OP you need to look at what you have in terms of assets. If you have significant assets (other than your home) you are going to lose most of them in a bankruptcy after a major medical event.

I am quite sure Obamacare will continue as is for next year anyway and probably two years. Even if they were to decide immediately to go back to the old system they still need a year or two of transition for the old policies to be set up again.

Here’s the penalty page. Fee - Glossary

  • Thanks for the info I did not realize there was $ 695 annual limit to the penalty. I somehow had it in my head they would be expecting something close to the equivalent of the available plan. That’s very useful info. Thank you!

$695 or 2.5% of income, whichever is higher.

Still, that means the penalty is substantially lower than the cost of insurance. Even someone with 100,000 of household income is only looking at 2,500 of penalty.

Also remember that in the event of a major medical event that is not considered “emergency”, you can and as an uninsured patient almost certainly will be expected to pre-pay at least part of your treatment.

It’s an older article (2008), but cash before chemo is still a thing–you want an appointment to discuss cancer treatment, you pay twenty or forty or a hundred thousand dollars up-front, in certified funds, with additional payments due as treatment progresses. Many hospitals are no longer willing to risk the chance that you’ll go bankrupt on them, and if you are not in immediate danger of expiring this afternoon, they probably have no obligation to provide treatment.

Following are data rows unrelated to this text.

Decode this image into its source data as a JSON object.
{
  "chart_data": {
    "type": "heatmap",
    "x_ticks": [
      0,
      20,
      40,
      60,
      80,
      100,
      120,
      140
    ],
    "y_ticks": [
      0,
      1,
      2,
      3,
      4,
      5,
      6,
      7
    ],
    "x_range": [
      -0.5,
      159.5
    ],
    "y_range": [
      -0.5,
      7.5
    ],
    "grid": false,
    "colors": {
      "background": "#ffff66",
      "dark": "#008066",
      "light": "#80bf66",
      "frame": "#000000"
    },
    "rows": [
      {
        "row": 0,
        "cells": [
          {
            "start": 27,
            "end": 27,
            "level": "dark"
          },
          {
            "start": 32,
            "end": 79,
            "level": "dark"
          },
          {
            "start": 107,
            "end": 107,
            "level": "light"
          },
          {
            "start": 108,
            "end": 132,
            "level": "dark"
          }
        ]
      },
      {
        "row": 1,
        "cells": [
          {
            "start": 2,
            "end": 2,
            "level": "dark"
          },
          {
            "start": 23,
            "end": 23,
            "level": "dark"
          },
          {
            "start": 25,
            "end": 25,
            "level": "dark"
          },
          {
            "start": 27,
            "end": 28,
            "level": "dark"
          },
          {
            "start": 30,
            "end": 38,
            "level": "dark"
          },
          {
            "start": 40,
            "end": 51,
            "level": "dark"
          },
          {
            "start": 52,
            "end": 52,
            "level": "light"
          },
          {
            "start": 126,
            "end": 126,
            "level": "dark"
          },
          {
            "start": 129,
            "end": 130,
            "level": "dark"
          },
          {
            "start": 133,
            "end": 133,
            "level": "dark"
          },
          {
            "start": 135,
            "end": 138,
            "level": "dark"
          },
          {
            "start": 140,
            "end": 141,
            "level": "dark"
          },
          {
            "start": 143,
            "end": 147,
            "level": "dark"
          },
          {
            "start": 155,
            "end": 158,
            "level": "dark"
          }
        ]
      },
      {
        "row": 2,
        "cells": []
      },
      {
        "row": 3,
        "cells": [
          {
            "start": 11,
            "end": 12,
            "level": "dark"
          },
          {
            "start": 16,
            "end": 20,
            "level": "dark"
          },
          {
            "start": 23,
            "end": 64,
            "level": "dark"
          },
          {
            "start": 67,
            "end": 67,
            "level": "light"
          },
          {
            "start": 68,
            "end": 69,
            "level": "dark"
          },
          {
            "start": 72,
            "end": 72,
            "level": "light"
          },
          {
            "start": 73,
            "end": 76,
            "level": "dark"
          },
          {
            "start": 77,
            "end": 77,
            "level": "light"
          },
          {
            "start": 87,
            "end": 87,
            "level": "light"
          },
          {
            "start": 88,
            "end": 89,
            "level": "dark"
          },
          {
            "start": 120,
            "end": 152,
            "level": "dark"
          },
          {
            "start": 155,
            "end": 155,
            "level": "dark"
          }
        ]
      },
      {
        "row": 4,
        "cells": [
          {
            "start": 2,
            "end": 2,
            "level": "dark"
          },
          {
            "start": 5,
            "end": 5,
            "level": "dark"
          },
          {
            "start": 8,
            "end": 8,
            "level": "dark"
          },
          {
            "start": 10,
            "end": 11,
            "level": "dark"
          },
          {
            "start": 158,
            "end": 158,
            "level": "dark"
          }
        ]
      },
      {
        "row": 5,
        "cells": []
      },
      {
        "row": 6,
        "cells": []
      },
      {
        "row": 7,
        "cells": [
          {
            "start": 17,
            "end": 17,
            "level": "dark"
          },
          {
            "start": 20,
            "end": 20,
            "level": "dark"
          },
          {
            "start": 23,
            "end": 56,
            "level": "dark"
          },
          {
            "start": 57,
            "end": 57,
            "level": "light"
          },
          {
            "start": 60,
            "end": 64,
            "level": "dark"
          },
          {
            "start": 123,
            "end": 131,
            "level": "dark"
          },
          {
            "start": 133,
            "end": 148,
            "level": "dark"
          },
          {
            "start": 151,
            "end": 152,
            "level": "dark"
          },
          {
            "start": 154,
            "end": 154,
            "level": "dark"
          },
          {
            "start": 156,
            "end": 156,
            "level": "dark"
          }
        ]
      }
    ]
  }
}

Are there still super-high-deductible limited plans that aren’t ACA-compliant, but that might keep you from going bankrupt in case of medical catastrophe? I broke my leg really badly in 1996 when I was 2 days short of having medical coverage on a new job, and thankfully the new plan (being a group plan, and I’d only been uninsured for a month) covered preexisting conditions. But if it hadn’t, I would have been on the hook for $100k in surgery, hospital stays, rehab, etc. - and that was in 1996 dollars.

Curious how these compare in terms of premiums & deductibles - if you care to share, Astro …

AFAIK, those policies are age-limited to those under 30 or those who can demonstrate economic hardship that makes a regular policy unaffordable.

A broker should be able to help you figure this out.

Oh, I absolutely agree.

But, if the OP is thinking of doing without the insurance and just paying the penalty, I’m just urging him to at least put the money aside anyway - versus thinking “hey, I saved 13,000 dollars - time for that fancy vacation!!”. Like I said, anything happening at that age is likely to be very, very spendy (but the 13K put aside would be better than nothing).

Hell, it wouldn’t even cover routine stuff given how insane “rack rates” are for procedures (I’ve vented about this before here). You can often negotiate prices down saying you’ll be paying cash but the American healthcare system’s billing practices are so wacked-out, you have no clue what anything will really cost.

I’m not saying the OP would be able to buy one and thereby avoid the tax penalties for not having an ACA-compliant policy. But it might keep him from losing his shirt if the unthinkable happened.

I thought the penalty would only be taken from your tax refund? So if you structure your tax so you don’t get a refund, then no penalty?

No, that just means you now owe taxes.

It’s a little of both, actually. The IRS has said that they will not enforce collection if the only tax due results from the ACA penalty.

However, they will certainly apply excess payments from any other years to the open balance. So, at best, you’d avoid paying the ACA penalty only if you never have a refund again for your entire life.